Torch operation time measurement

sabiha_afroz · May 15, 2024, 2:16pm

I want to measure the torch operation execution time.

device = "cuda:0"
add_1 = torch.randn(1, 64, 1, 1).to(device)

with_stack=True,
with profile(activities=[ProfilerActivity.CUDA, ProfilerActivity.CPU], record_shapes=True, profile_memory=True) as prof:
    with record_function("operation"):
        rsqrt = torch.ops.aten.rsqrt.default(add_1)
print(prof.key_averages().table())

This profiler activity gives the following output for execution time.
Self CPU time total: 22.537ms
Self CUDA time total: 1.000us

torch.cuda.current_stream().synchronize()
t0 = time.time()
rsqrt = torch.ops.aten.rsqrt.default(add_1)
torch.cuda.current_stream().synchronize()
t1 = time.time()

This code snippet gives me the time 0.17ms

start = torch.cuda.Event(enable_timing=True)
end = torch.cuda.Event(enable_timing=True)

start.record()
rsqrt = torch.ops.aten.rsqrt.default(add_1)
end.record()
torch.cuda.current_stream().synchronize()

torch.cuda.Event gives me the GPU execution time 0.10 ms.

What is the right approach of measuring torch operation execution time?
I have a model and I want to measure the training time of it.


import torch
import torchvision
import time

device = "cuda:0"
num_iter = 1

model = torchvision.models.resnet50(pretrained=True).to(device)
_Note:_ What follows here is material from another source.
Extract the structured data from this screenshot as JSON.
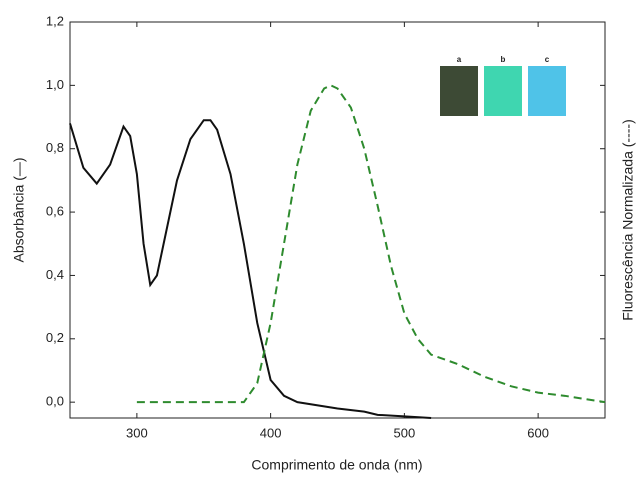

inputs = torch.randn(1, 3, 224, 224).to("cuda:0")
labels = torch.randn(1, 1000).to("cuda:0")

learning_rate = 0.001
criterion = torch.nn.CrossEntropyLoss()
optimizer = torch.optim.Adam(model.parameters(), lr=learning_rate)

torch.cuda.current_stream().synchronize()
t0 = time.time()

optimizer.zero_grad()
outputs = model(inputs)
loss = criterion(outputs, labels)
loss.backward()
optimizer.step()

torch.cuda.current_stream().synchronize()
t1 = time.time()
print(f"Total Time taken for the model training: {(t1 - t0) / num_iter * 1000} ms")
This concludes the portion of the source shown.